54 La troisième branche du moyen est tirée de la violation de l'article 48, paragraphe 2, troisième alinéa, du règlement de procédure du Tribunal.
55 La requérante considère que, dans l'ordonnance attaquée, le Tribunal a omis de statuer en application de l'article 48, paragraphe 2, troisième alinéa, de son règlement de procédure, selon lequel «L'appréciation de la recevabilité du moyen reste réservée à l'arrêt mettant fin à l'instance».
56 A cet égard, dès lors que, ainsi qu'il a été exposé dans le cadre de la deuxième branche de ce moyen, les observations déposées par la requérante ne constituaient pas un moyen au sens de l'article 48, paragraphe 2, du règlement de procédure du Tribunal, mais une offre de preuve fondée sur des circonstances de fait, c'est à juste titre que le Tribunal n'en a pas tenu compte et n'a pas statué sur ce point dans l'ordonnance attaquée.
57 Aucune des branches du quatrième moyen n'étant fondée, il s'ensuit qu'il doit être rejeté.
58 Dans ces conditions, il convient de rejeter le pourvoi dans son ensemble.
Décisions sur les dépenses
Sur les dépens
59 Aux termes de l'article 69, paragraphe 2, du règlement de procédure, rendu applicable à la procédure de pourvoi en vertu de l'article 118, toute partie qui succombe est condamnée aux dépens, s'il est conclu en ce sens.
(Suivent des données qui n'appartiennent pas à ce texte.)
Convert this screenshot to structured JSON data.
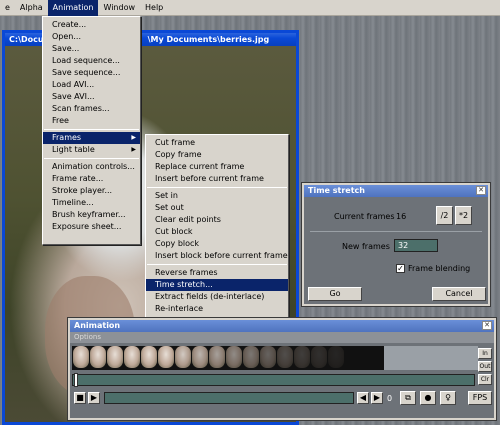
{
  "menubar": {
    "items": [
      "e",
      "Alpha",
      "Animation",
      "Window",
      "Help"
    ]
  },
  "image_window": {
    "title": "C:\\Doc… \\My Documents\\berries.jpg",
    "title_prefix": "C:\\Docu",
    "title_suffix": "\\My Documents\\berries.jpg"
  },
  "animation_menu": {
    "group1": [
      "Create...",
      "Open...",
      "Save...",
      "Load sequence...",
      "Save sequence...",
      "Load AVI...",
      "Save AVI...",
      "Scan frames...",
      "Free"
    ],
    "group2": [
      "Frames",
      "Light table"
    ],
    "group3": [
      "Animation controls...",
      "Frame rate...",
      "Stroke player...",
      "Timeline...",
      "Brush keyframer...",
      "Exposure sheet..."
    ]
  },
  "frames_menu": {
    "group1": [
      "Cut frame",
      "Copy frame",
      "Replace current frame",
      "Insert before current frame"
    ],
    "group2": [
      "Set in",
      "Set out",
      "Clear edit points",
      "Cut block",
      "Copy block",
      "Insert block before current frame"
    ],
    "group3": [
      "Reverse frames",
      "Time stretch...",
      "Extract fields (de-interlace)",
      "Re-interlace"
    ],
    "selected": "Time stretch..."
  },
  "time_stretch": {
    "title": "Time stretch",
    "current_frames_label": "Current frames",
    "current_frames_value": "16",
    "half_button": "/2",
    "double_button": "*2",
    "new_frames_label": "New frames",
    "new_frames_value": "32",
    "frame_blending_label": "Frame blending",
    "frame_blending_checked": true,
    "go_button": "Go",
    "cancel_button": "Cancel"
  },
  "animation_window": {
    "title": "Animation",
    "options_label": "Options",
    "in_button": "In",
    "out_button": "Out",
    "clr_button": "Clr",
    "frame_counter": "0",
    "fps_button": "FPS",
    "thumbnail_count": 16
  },
  "colors": {
    "xp_blue": "#0a48d6",
    "menu_highlight": "#0a246a",
    "menu_bg": "#d8d4cc",
    "panel_bg": "#6d7278"
  }
}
Aux termes de l'article 70 dudit règlement, les frais exposés par les institutions dans le recours des fonctionnaires restent à la charge de celles-ci. Cependant, en vertu de l'article 122, deuxième alinéa, de ce même règlement, l'article 70 n'est pas applicable au pourvoi formé par un fonctionnaire ou tout autre agent d'une institution contre celle-ci. La requérante ayant succombé en son pourvoi, il y a lieu de la condamner aux dépens.
Dispositif
Par ces motifs,
LA COUR
(cinquième chambre)
déclare et arrête:
1) Le pourvoi est rejeté.
2) Spyridoula Celia Alexopoulou est condamnée aux dépens.